For this full insurance, I thus pay 768 CHF of civil liability, including a serious error cover and a coverage of 100,000,000 CHF per incident, with a 0 CHF franchise. 

I also pay 483.10 CHF of partial casco, which covers theft, natural disasters, glass breakage, special damage and personal belongings for up to 2,000 CHF. 

To complete these two levels, I pay 809.60 CHF of collision casco, with a cover for serious error and compensation according to the base value, increased by 20% (I will explain this right below). 

Finally, I also pay 113.50 CHF to cover potential passenger damages, including death expenses, invalidity expenses, daily allowances, daily hospitalisation allowances and treatment costs, illimited for five years. 

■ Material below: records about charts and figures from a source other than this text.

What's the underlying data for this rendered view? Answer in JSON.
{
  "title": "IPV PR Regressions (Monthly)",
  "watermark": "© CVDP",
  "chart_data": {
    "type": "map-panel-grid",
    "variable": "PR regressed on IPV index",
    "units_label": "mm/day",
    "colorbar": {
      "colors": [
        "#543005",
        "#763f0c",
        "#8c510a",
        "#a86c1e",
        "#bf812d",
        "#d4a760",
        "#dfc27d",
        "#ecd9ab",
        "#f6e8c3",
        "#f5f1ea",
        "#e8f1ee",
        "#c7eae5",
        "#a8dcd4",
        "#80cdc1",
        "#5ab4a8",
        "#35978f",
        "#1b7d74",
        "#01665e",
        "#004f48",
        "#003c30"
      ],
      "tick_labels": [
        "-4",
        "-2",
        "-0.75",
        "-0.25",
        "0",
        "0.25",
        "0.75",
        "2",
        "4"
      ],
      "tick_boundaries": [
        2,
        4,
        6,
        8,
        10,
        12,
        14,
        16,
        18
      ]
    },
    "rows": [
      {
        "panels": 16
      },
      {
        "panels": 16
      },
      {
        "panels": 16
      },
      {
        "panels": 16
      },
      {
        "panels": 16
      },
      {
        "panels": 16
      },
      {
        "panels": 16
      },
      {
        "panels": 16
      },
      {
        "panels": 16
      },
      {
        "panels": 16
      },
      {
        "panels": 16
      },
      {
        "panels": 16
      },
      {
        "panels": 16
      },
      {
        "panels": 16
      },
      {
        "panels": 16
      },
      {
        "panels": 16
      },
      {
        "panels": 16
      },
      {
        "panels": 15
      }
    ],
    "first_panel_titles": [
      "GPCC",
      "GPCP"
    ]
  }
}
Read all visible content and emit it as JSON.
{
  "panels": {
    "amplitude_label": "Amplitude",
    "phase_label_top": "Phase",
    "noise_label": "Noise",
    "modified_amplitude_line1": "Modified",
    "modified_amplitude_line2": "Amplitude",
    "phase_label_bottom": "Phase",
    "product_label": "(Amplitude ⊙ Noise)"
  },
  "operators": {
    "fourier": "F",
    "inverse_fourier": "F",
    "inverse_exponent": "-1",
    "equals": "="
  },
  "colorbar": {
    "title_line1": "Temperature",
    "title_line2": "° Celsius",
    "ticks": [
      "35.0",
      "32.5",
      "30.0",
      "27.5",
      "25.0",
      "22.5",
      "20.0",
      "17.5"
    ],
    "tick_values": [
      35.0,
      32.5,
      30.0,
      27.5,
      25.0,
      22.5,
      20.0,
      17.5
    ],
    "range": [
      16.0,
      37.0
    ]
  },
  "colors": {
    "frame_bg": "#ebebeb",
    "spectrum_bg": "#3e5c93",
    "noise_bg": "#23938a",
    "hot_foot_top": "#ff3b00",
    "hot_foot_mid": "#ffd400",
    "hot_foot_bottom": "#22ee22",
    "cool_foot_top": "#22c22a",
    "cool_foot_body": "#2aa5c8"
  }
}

Little bonus: a legal protection is included in the total, which amounts to 2,174.20 CHF. 

In a full coverage car insurance, which part of the contract is the most expensive between the vehicle liability, the partial and the full casco insurance?

What is increased market value? 

To keep it short, the market value refers to the price of your vehicle on the market. The increased market value intervenes in case of full damage to your car. It offers protection against the astronomical loss of value of a new car on the market. 

If my market value is increased by 20%, the insurance will reimburse be, in the event of a full damage, the cost of my car on the market in its current state (right before the accident), to which it will add 20%.

When can I terminate my car insurance? 

A car insurance contract may be terminated in the following cases: 

  • You are selling and/or changing vehicles. 
  • The premium has changed (raise or reduction). In the event of a variation in the amount of the premium, the contract can be terminated. 
  • You were refunded for an accident case. 
  • At the end of the contractually agreed term, naturally. 

The notice period is usually of three months. If you want to take out another insurance, do not forget to notify your current insurance minimum three months before the legal termination date of the contract. 

Car insurance can also be terminated by your insurance, the same right is applicable on both ends. If you represent too big of a danger on the road for them, they have the possibility to request for the termination of your contract, following a reimbursement.